Via his social media Chief Pilot Jaco Mol addressed some of the discriminatory comments made towards the organisation as well as to the pilot who was allegedly steering the helicopter. In December, the pilot was announced as SANParks’ first black game capture rated pilot.
“Accidents, unfortunately, does happen, but to blame any of our pilots, especially our newly appointed pilot, Mr Simelane for an accident that happened 2000 km from where he is flying daily to serve and protect our natural heritage is not only prejudiced but outright racism. Mr Simelane is a highly respected and valued member of our team with many years experience and many 1000’s of flight hours to his credit,” Mol says.

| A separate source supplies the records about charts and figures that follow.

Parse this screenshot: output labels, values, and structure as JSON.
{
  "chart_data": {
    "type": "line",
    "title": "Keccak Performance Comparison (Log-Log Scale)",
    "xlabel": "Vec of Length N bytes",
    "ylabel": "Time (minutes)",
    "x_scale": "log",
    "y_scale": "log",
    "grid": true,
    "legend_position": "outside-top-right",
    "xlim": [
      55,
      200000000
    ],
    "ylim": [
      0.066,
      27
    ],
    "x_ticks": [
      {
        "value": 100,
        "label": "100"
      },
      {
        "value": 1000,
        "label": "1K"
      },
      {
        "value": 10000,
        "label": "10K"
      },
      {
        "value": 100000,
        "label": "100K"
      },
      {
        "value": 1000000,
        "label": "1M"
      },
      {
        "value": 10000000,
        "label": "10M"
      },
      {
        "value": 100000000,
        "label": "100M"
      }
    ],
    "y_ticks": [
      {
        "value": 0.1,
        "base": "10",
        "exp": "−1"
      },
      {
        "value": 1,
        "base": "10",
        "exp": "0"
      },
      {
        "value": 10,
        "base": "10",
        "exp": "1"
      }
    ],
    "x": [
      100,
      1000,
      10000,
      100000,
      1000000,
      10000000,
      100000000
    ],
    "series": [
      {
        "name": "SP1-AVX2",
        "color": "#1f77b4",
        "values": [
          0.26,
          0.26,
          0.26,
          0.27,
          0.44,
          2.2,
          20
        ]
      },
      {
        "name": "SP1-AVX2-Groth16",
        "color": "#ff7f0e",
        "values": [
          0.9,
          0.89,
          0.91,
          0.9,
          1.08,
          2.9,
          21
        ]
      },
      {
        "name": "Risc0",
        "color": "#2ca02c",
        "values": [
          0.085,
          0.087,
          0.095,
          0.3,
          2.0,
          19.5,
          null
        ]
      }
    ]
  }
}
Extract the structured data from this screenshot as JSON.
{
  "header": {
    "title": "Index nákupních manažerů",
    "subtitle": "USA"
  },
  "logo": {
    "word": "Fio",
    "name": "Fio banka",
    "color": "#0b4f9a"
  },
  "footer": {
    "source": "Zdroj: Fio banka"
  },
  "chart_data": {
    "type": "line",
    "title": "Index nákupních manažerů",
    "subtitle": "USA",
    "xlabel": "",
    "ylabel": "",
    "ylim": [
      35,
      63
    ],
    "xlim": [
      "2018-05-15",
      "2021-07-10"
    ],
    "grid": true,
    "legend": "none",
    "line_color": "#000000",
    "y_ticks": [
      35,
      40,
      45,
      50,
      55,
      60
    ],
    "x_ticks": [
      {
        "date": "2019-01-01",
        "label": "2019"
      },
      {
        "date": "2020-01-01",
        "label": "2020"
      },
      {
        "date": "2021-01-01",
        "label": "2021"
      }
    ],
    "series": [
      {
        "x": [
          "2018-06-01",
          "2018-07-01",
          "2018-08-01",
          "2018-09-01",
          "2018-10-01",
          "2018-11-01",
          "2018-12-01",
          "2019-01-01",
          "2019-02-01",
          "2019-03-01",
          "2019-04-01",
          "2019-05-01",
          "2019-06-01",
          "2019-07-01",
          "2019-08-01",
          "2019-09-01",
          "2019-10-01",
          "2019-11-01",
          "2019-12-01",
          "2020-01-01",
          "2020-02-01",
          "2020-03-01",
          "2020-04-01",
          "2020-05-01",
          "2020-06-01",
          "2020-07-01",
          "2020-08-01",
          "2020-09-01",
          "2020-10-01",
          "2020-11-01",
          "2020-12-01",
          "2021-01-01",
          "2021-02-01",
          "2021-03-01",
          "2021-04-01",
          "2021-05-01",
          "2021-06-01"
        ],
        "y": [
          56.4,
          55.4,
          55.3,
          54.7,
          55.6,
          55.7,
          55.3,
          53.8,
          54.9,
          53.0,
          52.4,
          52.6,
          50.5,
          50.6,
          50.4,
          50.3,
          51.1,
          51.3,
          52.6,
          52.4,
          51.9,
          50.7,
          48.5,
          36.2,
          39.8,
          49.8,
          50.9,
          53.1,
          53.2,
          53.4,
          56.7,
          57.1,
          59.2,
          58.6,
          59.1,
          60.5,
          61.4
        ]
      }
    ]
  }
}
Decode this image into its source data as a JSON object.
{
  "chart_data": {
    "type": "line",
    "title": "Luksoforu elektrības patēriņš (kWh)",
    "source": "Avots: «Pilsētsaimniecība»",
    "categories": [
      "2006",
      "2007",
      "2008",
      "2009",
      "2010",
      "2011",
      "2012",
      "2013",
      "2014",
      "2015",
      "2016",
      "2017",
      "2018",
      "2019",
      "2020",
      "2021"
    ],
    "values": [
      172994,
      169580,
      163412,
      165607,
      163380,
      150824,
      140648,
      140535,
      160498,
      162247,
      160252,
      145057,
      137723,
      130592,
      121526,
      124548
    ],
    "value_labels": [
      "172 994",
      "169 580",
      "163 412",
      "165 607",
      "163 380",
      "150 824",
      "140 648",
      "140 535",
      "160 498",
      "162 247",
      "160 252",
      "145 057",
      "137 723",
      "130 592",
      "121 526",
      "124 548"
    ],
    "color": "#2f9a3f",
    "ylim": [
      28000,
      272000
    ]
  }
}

“Each and every one of our pilots undergo regular recurrency training and flight tests. The fact that this is the first serious helicopter accident SANParks has had in over 10 years and 20,000 flight hours in our dynamic and high-risk flight environment is testament to the skills, experience and professionalism of all our aircrew,” he adds.
SANParks says that the pilot had received medical attention.
An investigation into the crash will be launched by the South African Civil Aviation Authority as well as other relevant law enforcement officials.
Earlier last month SANParks introduced the aerial patrol resource to Table Mountain National Park as part of the attempt to address crime and security in the Park. The green and yellow SANParks helicopter patrolled over the park, including the Rhodes Memorial, Hout Bay and Tokai areas.
SANParks remains open as per strict level three regulations.